Publisher: Routledge
ISBN: 0429769180
Category : History
Languages : en
Pages : 216
Book Description
This book looks at how the workplace was transformed through a greater awareness of the roles that germs played in English working lives from c.1880 to 1945. Cutting across a diverse array of occupational settings – such as the domestic kitchen, the milking shed, the factory, and the Post Office – it offers new perspectives on the history of the germ sciences. It brings to light the ways in which germ scientists sought to transform English working lives through new types of technical and educational interventions that sought to both eradicate and instrumentalise germs. It then asks how we can measure and judge the success of such interventions by tracing how workers responded to the potential applications of the germ sciences through their participation in friendly societies, trade unions, colleges, and volunteer organisations. Throughout the book, close attention is paid to reconstructing vernacular traditions of working with invisible life in order to better understand both the successes and failures of the germ sciences to transform the working practices and material conditions of different workplaces. The result is a more diverse history of the peoples, politics, and practices that went into shaping the germ sciences in late nineteenth- and early twentieth-century England.

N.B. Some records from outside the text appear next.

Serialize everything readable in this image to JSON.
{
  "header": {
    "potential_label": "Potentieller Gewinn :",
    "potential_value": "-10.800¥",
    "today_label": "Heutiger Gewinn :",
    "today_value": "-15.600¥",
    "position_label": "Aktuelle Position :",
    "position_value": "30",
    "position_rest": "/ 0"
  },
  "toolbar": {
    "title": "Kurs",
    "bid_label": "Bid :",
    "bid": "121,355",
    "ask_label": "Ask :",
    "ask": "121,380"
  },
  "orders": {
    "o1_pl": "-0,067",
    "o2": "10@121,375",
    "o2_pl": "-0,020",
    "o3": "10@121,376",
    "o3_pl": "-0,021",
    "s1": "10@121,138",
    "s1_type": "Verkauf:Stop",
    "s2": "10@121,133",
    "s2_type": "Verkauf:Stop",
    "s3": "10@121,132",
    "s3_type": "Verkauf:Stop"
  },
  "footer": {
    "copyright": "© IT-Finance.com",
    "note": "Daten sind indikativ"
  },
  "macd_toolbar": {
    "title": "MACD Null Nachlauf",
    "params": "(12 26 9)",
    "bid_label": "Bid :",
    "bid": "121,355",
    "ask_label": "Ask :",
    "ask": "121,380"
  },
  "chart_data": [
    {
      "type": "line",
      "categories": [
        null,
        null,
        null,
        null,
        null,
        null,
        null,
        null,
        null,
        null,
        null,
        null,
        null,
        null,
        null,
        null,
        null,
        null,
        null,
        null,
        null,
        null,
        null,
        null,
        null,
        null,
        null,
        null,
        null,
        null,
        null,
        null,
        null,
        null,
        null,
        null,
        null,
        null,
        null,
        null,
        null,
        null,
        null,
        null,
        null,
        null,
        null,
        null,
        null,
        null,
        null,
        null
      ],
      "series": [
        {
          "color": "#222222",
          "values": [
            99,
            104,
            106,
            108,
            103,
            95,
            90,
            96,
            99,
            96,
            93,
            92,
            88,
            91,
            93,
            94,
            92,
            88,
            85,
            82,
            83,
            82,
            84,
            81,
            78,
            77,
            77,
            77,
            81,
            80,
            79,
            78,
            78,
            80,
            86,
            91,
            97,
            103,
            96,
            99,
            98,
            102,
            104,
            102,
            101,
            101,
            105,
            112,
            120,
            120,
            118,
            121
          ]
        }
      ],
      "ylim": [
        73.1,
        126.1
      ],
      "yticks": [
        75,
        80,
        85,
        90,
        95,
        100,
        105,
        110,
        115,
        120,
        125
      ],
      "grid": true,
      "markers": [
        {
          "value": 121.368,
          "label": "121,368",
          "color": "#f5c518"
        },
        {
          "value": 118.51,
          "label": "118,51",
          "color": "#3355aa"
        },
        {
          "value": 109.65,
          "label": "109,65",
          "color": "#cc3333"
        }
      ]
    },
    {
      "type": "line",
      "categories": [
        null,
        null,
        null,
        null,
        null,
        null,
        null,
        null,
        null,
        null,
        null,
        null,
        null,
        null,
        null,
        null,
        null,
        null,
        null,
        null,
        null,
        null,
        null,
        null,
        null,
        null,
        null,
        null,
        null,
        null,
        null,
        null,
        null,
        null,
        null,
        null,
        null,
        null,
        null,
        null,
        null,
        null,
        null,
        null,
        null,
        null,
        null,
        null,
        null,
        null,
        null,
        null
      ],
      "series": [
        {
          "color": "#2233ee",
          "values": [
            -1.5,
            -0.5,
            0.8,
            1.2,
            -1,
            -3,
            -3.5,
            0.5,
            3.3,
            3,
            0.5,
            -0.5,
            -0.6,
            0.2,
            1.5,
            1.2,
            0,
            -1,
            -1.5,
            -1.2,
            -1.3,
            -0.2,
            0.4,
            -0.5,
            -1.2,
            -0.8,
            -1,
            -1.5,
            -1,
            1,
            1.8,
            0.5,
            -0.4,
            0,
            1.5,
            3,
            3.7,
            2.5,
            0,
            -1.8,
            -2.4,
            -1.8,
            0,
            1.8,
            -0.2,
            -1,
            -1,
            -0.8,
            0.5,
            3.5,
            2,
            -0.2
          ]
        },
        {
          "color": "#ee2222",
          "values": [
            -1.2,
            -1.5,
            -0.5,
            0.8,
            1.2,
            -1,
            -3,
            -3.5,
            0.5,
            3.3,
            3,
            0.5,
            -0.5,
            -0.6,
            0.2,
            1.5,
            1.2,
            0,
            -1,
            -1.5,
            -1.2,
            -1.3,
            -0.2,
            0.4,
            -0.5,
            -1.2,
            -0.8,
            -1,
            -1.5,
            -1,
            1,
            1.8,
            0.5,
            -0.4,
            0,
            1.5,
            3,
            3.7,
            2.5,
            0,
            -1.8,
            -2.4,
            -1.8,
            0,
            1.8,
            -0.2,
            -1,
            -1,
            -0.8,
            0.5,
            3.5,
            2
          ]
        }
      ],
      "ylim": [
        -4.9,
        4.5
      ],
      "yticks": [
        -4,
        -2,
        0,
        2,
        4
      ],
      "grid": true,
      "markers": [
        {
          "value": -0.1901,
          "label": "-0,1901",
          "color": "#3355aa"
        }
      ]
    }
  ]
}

The Union Postal Clerk & the Postal Transport Journal
Post-traumatic Epilepsy
Author: Marco Mula
Publisher: Cambridge University Press
ISBN: 1108494226
Category : Medical
Languages : en
Pages : 201
Book Description
A comprehensive overview of post-traumatic epilepsy and its management, long-term consequences, and the rehabilitation needs of patients. Covering the neurobiology, epidemiology, and the neuropsychiatric aspects of traumatic brain injuries, special populations such as paediatric patients and athletes with concussive injuries are also discussed.
Publisher: Cambridge University Press
ISBN: 1108494226
Category : Medical
Languages : en
Pages : 201
Book Description
A comprehensive overview of post-traumatic epilepsy and its management, long-term consequences, and the rehabilitation needs of patients. Covering the neurobiology, epidemiology, and the neuropsychiatric aspects of traumatic brain injuries, special populations such as paediatric patients and athletes with concussive injuries are also discussed.
The British Post Office from Its Beginnings to the End of 1925
Author: Chapman Frederick Dendy Marshall
Publisher:
ISBN:
Category : Postage-stamps
Languages : en
Pages : 446
Book Description
Postal history, postage stamps, John Palmer, Rowland Hill, William Mulready.
Publisher:
ISBN:
Category : Postage-stamps
Languages : en
Pages : 446
Book Description
Postal history, postage stamps, John Palmer, Rowland Hill, William Mulready.